Les prairies, accessibles ou non, enserrent les jardins partagés qui, à leur extrémité, accueillent une serre pédagogique. Les jardins partagés sont mis à disposition de trente anciens ouvriers d'Alsthom qui y occupent une parcelle d'environ 80 m² (voir l'encadré). Ils accueillent par ailleurs une centaine d'habitants de la ville « qui ne disposent pas de jardin chez eux et acceptent de cultiver sans pesticides. Une pratique toutefois pas toujours évidente car les jardiniers restent très marqués par l'usage des produits phytosanitaires », explique Mathieu Glaymann, le directeur du parc. C'est aussi dans cette zone que les ruches d'une association locales ont trouvé leur place : comme la plupart des espaces verts aujourd'hui, le Grand Parc de Saint-Ouen a vocation à accueillir les habitants pour la détente, mais aussi pour faire redécouvrir les aspects vivriers de la terre, la biodiversité, etc. Une programmation désormais bien connue mais qui s'impose comme une évidence au coeur d'un écoquartier...
Finalement, les problématiques les plus marquantes pour la réalisation de ce parc auront été de deux ordres : gérer les déblais et remblais, et réaliser des substrats adaptés à chaque zone. En tout, la société Coteg, chargée des terrassements généraux, a nivelé et trié près de 100 000 m3 de déblais. Les terres polluées ont été traitées dans des centres spécialisés. Environ 27 000 m3 ont été réutilisés directement sur le parc. « Pour réaliser les diverses parties du lieu, nous avons dû mettre en oeuvre onze substrats différents : pour la pelouse, les prairies, les jardins filtrants, voire des mélanges de terre et de pierre pour les fosses de 12 m3 qui accueilleront au printemps les chênes de l'allée centrale », précise Marc Lartigau.
Indépendamment de la participation des habitants, on retrouve dans cette réalisation une autre tendance forte : le choix d'une palette végétale plutôt naturelle.
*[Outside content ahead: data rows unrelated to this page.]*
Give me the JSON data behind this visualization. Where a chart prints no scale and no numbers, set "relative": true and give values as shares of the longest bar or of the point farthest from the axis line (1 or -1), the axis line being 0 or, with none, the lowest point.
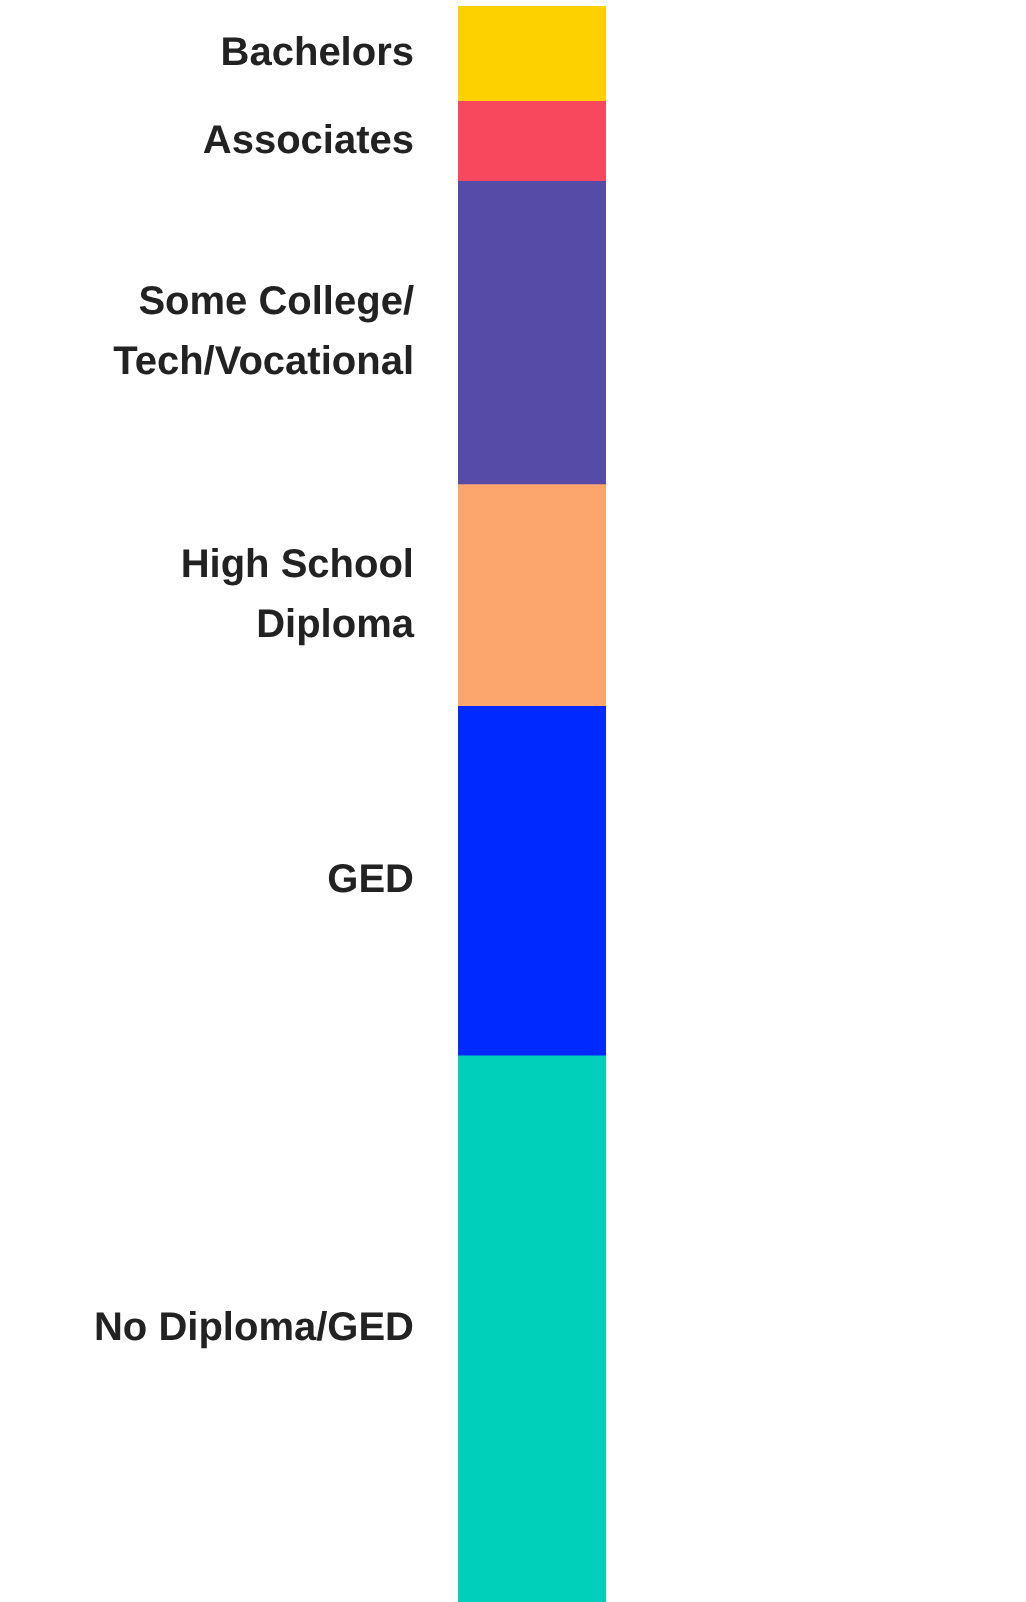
{
  "chart_data": {
    "type": "bar",
    "stacked": true,
    "relative": true,
    "legend": false,
    "categories": [
      null
    ],
    "series": [
      {
        "name": "No Diploma/GED",
        "color": "#00cfb9",
        "values": [
          0.342
        ]
      },
      {
        "name": "GED",
        "color": "#0029ff",
        "values": [
          0.219
        ]
      },
      {
        "name": "High School Diploma",
        "color": "#fca66d",
        "values": [
          0.139
        ]
      },
      {
        "name": "Some College/Tech/Vocational",
        "color": "#574ba8",
        "values": [
          0.19
        ]
      },
      {
        "name": "Associates",
        "color": "#f8485e",
        "values": [
          0.05
        ]
      },
      {
        "name": "Bachelors",
        "color": "#fdd000",
        "values": [
          0.06
        ]
      }
    ]
  }
}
L'agence TER, qui a conçu cet endroit, a choisi de privilégier les espèces types. Outre les chênes qui marqueront, dès le printemps prochain, l'allée centrale, on trouve nombre de fruitiers, de prunus d'ornement (Serrula avec son écorce qui se desquame, le Mahaleb type...), beaucoup d'arbres en cépées. Les zones d'arbustes et de vivaces, très nombreuses, ont toutes été paillées soit avec des fibres d'écorce de peuplier, soit à partir de produits biodégradables largement composés de fibres végétales (jute, sisal). Enfin, les berges des jardins en cascade ont été protégées par un géotextile en coco pesant 700 g/m2 qui maintiendra les berges pendant quatre à six ans. « D'ici là, l'ensemble des vivaces et des aquatiques qui bordent ce cours d'eau entièrement artificiel auront largement couvert les pentes. Tout comme l'ensemble de la palette végétale XXL (plus de 100 000 plantes) l'aura fait sur les 12 ha du Grand Parc de Saint-Ouen... », conclut Marc Lartigau.
Pascal Fayolle
La zone des Docks de la ville de Saint-Ouen ne compte plus beaucoup d'usines aujourd'hui, mais le nouveau parc, situé au coeur d'une Zac, doit drainer à terme 5 000 emplois et pas moins de 15 000 habitants.
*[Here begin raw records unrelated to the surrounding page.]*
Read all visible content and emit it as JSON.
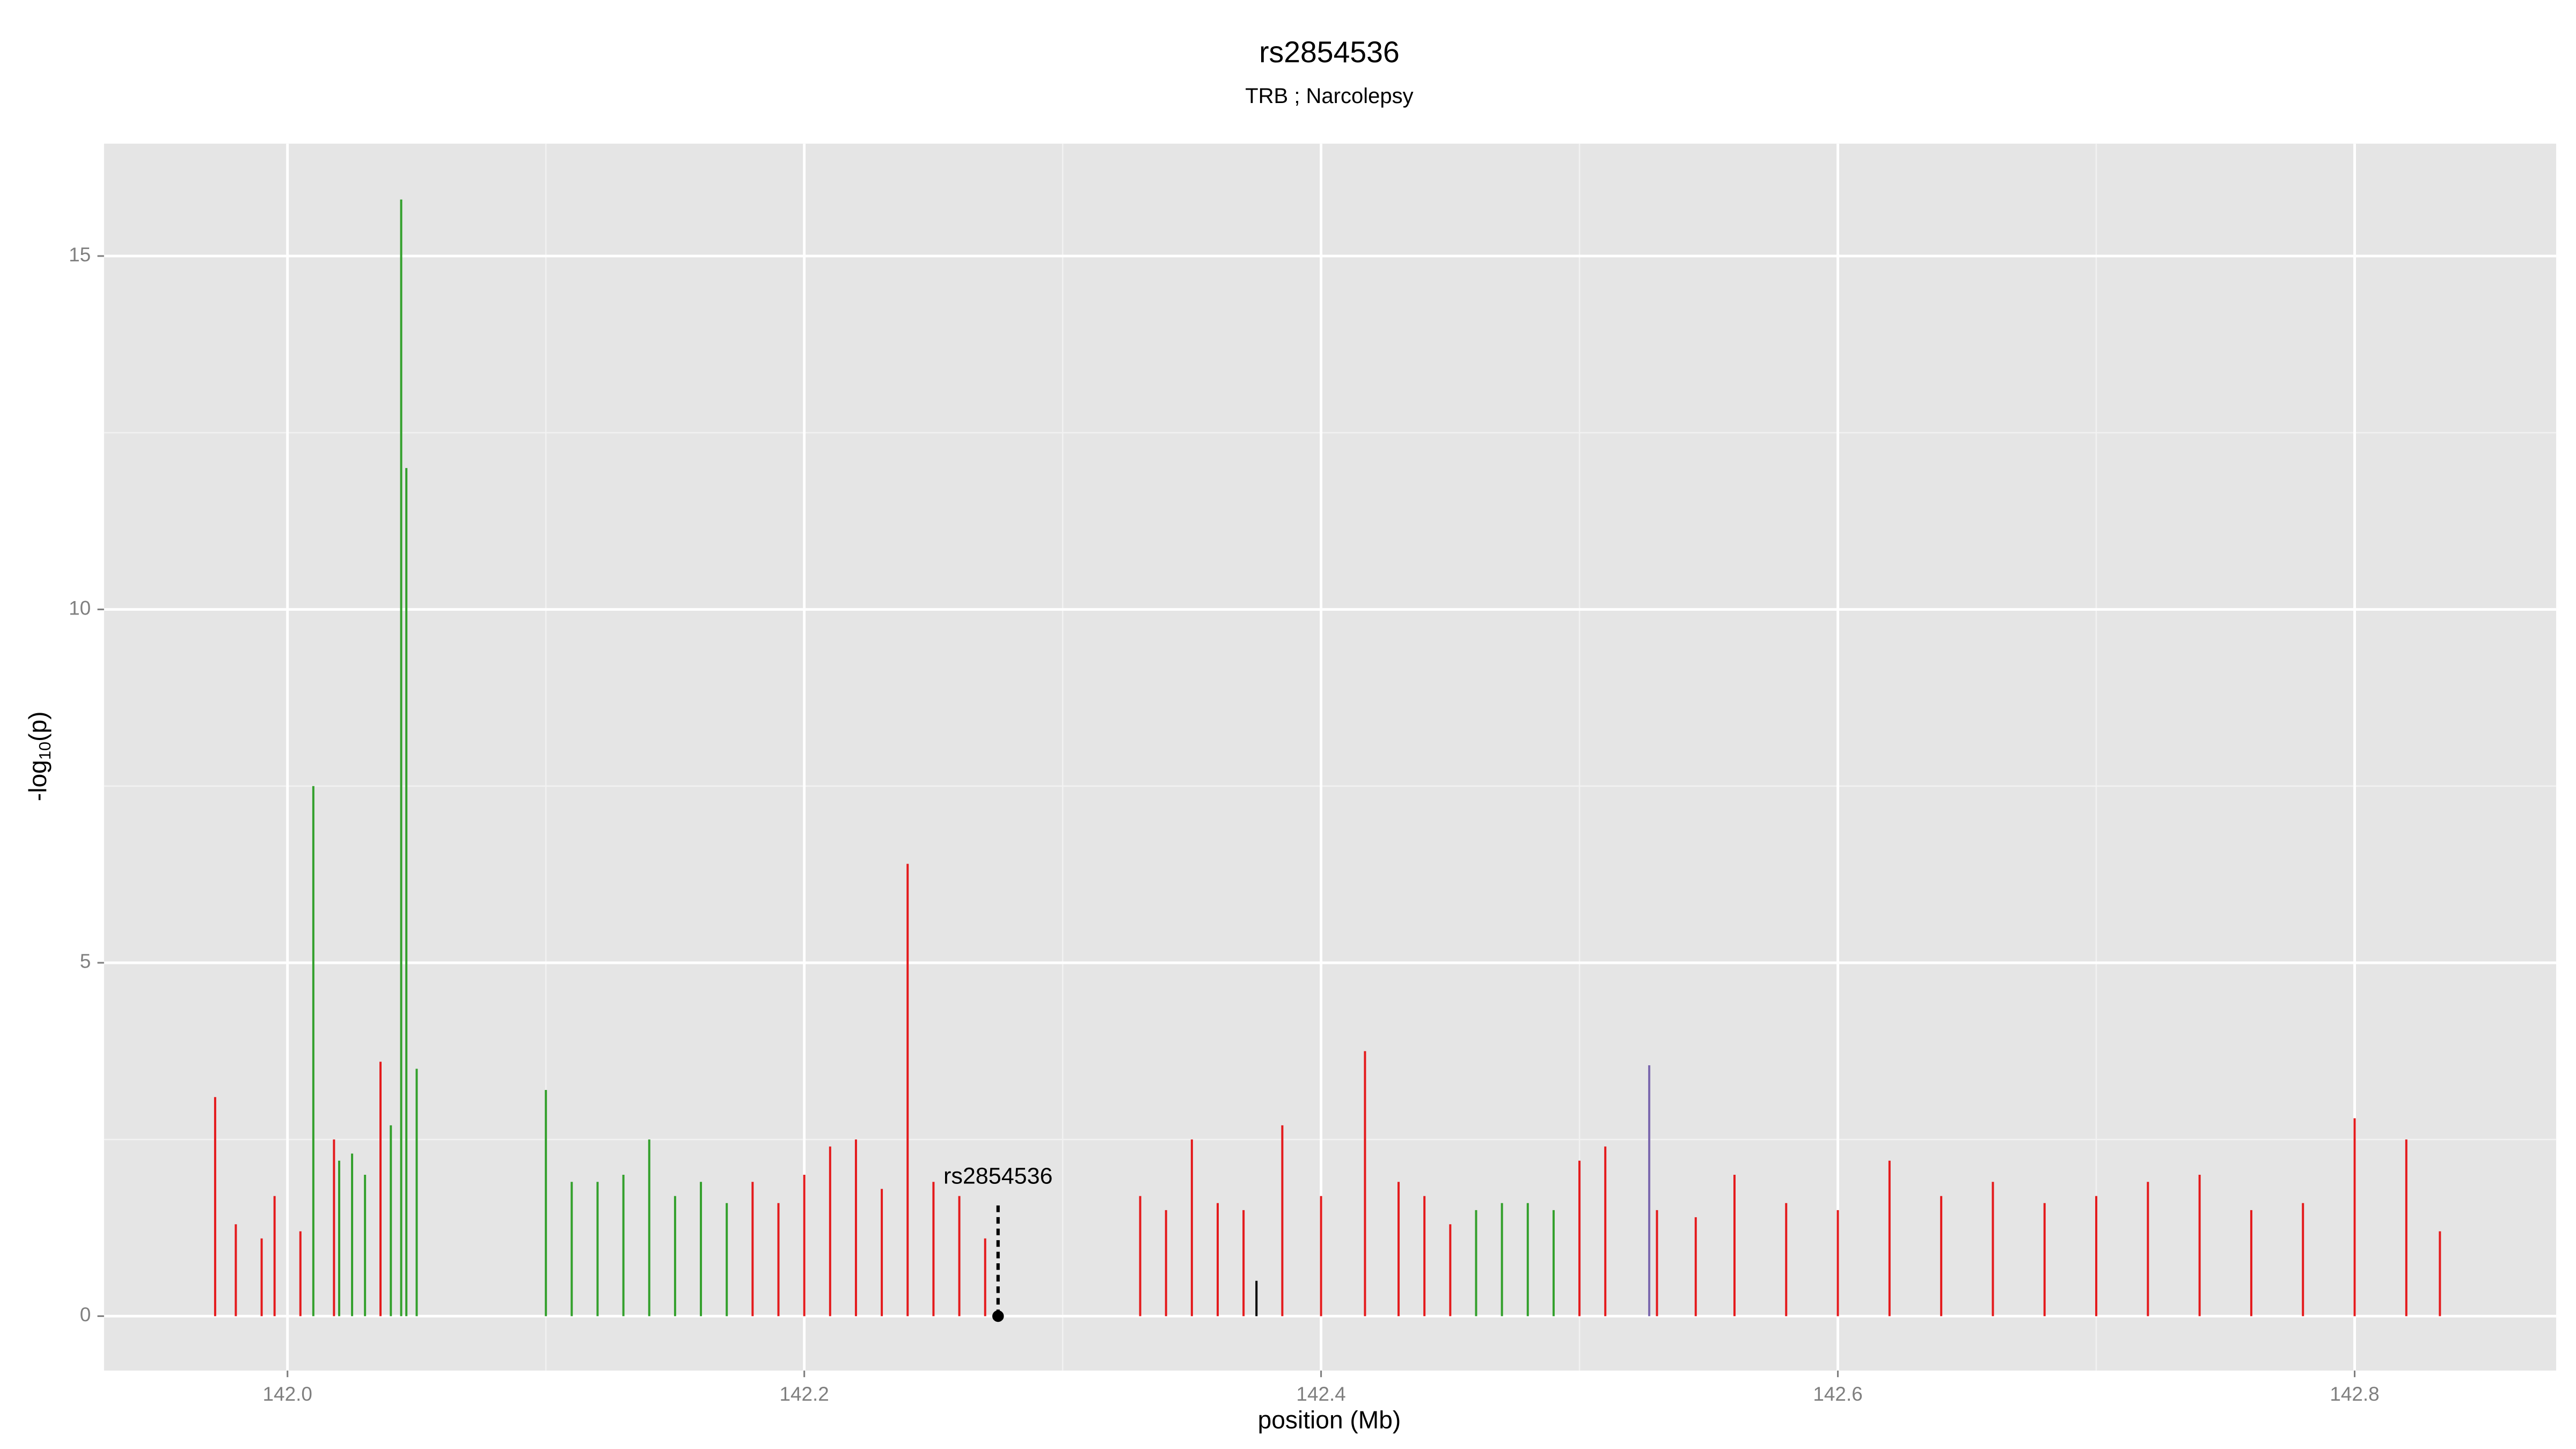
{
  "chart_data": {
    "type": "spike",
    "title": "rs2854536",
    "subtitle": "TRB ; Narcolepsy",
    "x_label": "position (Mb)",
    "y_label": [
      "-log",
      "10",
      "(p)"
    ],
    "xlim": [
      141.929,
      142.878
    ],
    "ylim": [
      -0.77,
      16.59
    ],
    "xticks": [
      {
        "value": 142,
        "label": "142.0"
      },
      142.2,
      142.4,
      142.6,
      142.8
    ],
    "yticks": [
      0,
      5,
      10,
      15
    ],
    "x_minor_ticks": [
      142.1,
      142.3,
      142.5,
      142.7
    ],
    "y_minor_ticks": [
      2.5,
      7.5,
      12.5
    ],
    "grid": true,
    "series": [
      {
        "name": "red",
        "color": "#e41a1c",
        "x": [
          141.972,
          141.98,
          141.99,
          141.995,
          142.005,
          142.018,
          142.036,
          142.18,
          142.19,
          142.2,
          142.21,
          142.22,
          142.23,
          142.24,
          142.25,
          142.26,
          142.27,
          142.33,
          142.34,
          142.35,
          142.36,
          142.37,
          142.385,
          142.4,
          142.417,
          142.43,
          142.44,
          142.45,
          142.5,
          142.51,
          142.53,
          142.545,
          142.56,
          142.58,
          142.6,
          142.62,
          142.64,
          142.66,
          142.68,
          142.7,
          142.72,
          142.74,
          142.76,
          142.78,
          142.8,
          142.82,
          142.833
        ],
        "values": [
          3.1,
          1.3,
          1.1,
          1.7,
          1.2,
          2.5,
          3.6,
          1.9,
          1.6,
          2.0,
          2.4,
          2.5,
          1.8,
          6.4,
          1.9,
          1.7,
          1.1,
          1.7,
          1.5,
          2.5,
          1.6,
          1.5,
          2.7,
          1.7,
          3.75,
          1.9,
          1.7,
          1.3,
          2.2,
          2.4,
          1.5,
          1.4,
          2.0,
          1.6,
          1.5,
          2.2,
          1.7,
          1.9,
          1.6,
          1.7,
          1.9,
          2.0,
          1.5,
          1.6,
          2.8,
          2.5,
          1.2
        ]
      },
      {
        "name": "green",
        "color": "#33a02c",
        "x": [
          142.01,
          142.02,
          142.025,
          142.03,
          142.04,
          142.044,
          142.046,
          142.05,
          142.1,
          142.11,
          142.12,
          142.13,
          142.14,
          142.15,
          142.16,
          142.17,
          142.46,
          142.47,
          142.48,
          142.49
        ],
        "values": [
          7.5,
          2.2,
          2.3,
          2.0,
          2.7,
          15.8,
          12.0,
          3.5,
          3.2,
          1.9,
          1.9,
          2.0,
          2.5,
          1.7,
          1.9,
          1.6,
          1.5,
          1.6,
          1.6,
          1.5
        ]
      },
      {
        "name": "purple",
        "color": "#7b68ae",
        "x": [
          142.527
        ],
        "values": [
          3.55
        ]
      },
      {
        "name": "black",
        "color": "#000000",
        "x": [
          142.375
        ],
        "values": [
          0.5
        ]
      }
    ],
    "annotation": {
      "label": "rs2854536",
      "x": 142.275,
      "y": 0
    }
  }
}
Cinquante Quercus cerris seront plantés dans l'allée centrale du parc au printemps.
Au cours de l'année 2013, 35 000 plantes vivaces et 73 000 aquatiques, fournies par l'entreprise Akène comme l'ensemble de la palette végétale, ont été plantées.
Pour réaliser les diverses parties du parc, les entreprises ont mis en oeuvre pas moins onze substrats différents.
Une noue paysagère jouxte les 5 000 m² de jardins partagés, dont une partie a été réservée à trente anciens ouvriers d'Alsthom, qui disposaient déjà de jardins familiaux sur le site.